Informations

Nom commun : Ibis chauve

Nom scientifique : Geronticus eremita

Classe : Oiseaux

Ordre : Pelecaniformes

Famille : Threskiornithidés

Habitat : zones arides ou semi-arides des steppes, des pâturages et des champs de culture, à proximité de zones escarpées comme les falaises rocheuses.

Localisation géographique : Maroc, Turquie, Syrie, Espagne

Taille : 70 à 80 cm

Poids : 1000 à 1300 g

Espérance de vie : L’espérance de vie de l’ibis chauve est de 10 à 15 ans dans la nature. Mais en captivité, le plus vieux mâle a atteint l’âge de 37 ans.
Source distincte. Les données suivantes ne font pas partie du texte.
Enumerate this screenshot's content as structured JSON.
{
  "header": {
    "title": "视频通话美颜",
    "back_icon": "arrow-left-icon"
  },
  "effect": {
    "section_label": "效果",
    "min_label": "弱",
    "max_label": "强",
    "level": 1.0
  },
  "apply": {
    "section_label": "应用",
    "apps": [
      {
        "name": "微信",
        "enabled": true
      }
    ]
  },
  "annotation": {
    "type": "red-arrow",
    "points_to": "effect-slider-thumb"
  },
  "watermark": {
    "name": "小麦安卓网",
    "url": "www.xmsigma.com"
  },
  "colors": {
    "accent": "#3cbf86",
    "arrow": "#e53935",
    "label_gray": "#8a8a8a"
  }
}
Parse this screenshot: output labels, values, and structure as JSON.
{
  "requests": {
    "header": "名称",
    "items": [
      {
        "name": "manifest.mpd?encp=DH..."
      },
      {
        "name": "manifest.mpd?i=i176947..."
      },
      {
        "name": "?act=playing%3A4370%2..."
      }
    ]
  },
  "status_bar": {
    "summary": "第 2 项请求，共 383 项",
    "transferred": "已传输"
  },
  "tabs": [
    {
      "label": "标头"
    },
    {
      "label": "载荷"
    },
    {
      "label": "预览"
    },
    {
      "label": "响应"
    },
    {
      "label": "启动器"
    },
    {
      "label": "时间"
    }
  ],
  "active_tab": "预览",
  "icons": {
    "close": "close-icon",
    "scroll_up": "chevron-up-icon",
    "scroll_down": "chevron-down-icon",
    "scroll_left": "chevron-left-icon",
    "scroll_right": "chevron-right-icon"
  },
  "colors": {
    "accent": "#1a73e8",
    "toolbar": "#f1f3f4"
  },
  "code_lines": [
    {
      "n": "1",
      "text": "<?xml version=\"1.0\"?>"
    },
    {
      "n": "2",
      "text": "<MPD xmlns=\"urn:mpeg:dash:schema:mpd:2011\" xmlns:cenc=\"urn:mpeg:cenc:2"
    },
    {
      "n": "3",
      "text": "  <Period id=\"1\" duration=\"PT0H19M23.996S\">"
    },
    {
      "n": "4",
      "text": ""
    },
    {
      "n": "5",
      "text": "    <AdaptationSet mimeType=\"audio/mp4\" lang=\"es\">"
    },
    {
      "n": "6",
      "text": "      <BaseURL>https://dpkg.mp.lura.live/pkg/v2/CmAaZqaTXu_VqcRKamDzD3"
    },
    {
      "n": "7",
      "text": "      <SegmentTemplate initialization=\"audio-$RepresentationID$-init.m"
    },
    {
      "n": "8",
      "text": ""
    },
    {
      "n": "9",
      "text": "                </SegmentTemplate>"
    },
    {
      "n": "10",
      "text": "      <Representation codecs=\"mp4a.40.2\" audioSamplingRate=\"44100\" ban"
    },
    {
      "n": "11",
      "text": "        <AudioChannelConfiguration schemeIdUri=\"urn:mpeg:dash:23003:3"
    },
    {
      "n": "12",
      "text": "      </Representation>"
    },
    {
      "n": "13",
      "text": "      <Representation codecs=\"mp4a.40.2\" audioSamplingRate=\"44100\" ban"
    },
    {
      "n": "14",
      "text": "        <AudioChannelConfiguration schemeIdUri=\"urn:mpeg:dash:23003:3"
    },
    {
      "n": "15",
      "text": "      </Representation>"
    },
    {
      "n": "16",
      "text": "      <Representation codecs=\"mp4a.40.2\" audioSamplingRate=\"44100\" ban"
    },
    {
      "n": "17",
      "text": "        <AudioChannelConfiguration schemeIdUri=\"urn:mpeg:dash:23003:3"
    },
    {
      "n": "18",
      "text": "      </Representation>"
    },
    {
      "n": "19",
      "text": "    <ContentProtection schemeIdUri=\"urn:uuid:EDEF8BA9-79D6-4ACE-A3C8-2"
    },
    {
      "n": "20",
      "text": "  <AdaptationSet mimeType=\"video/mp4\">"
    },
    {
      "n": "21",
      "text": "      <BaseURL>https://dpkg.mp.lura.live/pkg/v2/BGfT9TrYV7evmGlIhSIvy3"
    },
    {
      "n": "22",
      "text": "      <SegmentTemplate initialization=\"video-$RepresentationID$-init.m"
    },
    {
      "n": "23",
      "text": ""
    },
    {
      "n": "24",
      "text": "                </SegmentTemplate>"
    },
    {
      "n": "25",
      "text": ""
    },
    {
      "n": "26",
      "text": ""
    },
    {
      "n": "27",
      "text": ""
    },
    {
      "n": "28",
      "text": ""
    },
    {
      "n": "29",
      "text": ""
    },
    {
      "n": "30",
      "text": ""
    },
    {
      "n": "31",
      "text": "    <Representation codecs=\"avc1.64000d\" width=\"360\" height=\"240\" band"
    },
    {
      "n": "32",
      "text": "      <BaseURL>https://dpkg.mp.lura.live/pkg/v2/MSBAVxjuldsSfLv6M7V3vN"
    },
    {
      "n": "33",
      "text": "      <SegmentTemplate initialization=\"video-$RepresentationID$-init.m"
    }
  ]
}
La femelle la plus âgée enregistrée a vécu jusqu’à 32 ans. La longévité moyenne d’un mâle ou d’une femelle en captivité est de 20 à 25 ans.

Reproduction : Les ibis chauves construisent leurs nids avec des branches et de l’herbe dans les anfractuosités des falaises, parfois les uns à côté des autres. Ils commencent à construire les nids, en février, pour pondre de mars à avril. Les femelles pondent généralement deux à quatre œufs qui sont incubés pendant 28 jours. Le mâle et la femelle participent aux soins et à l’alimentation des poussins. Les jeunes effectuent leurs premiers vols à 43-47 jours.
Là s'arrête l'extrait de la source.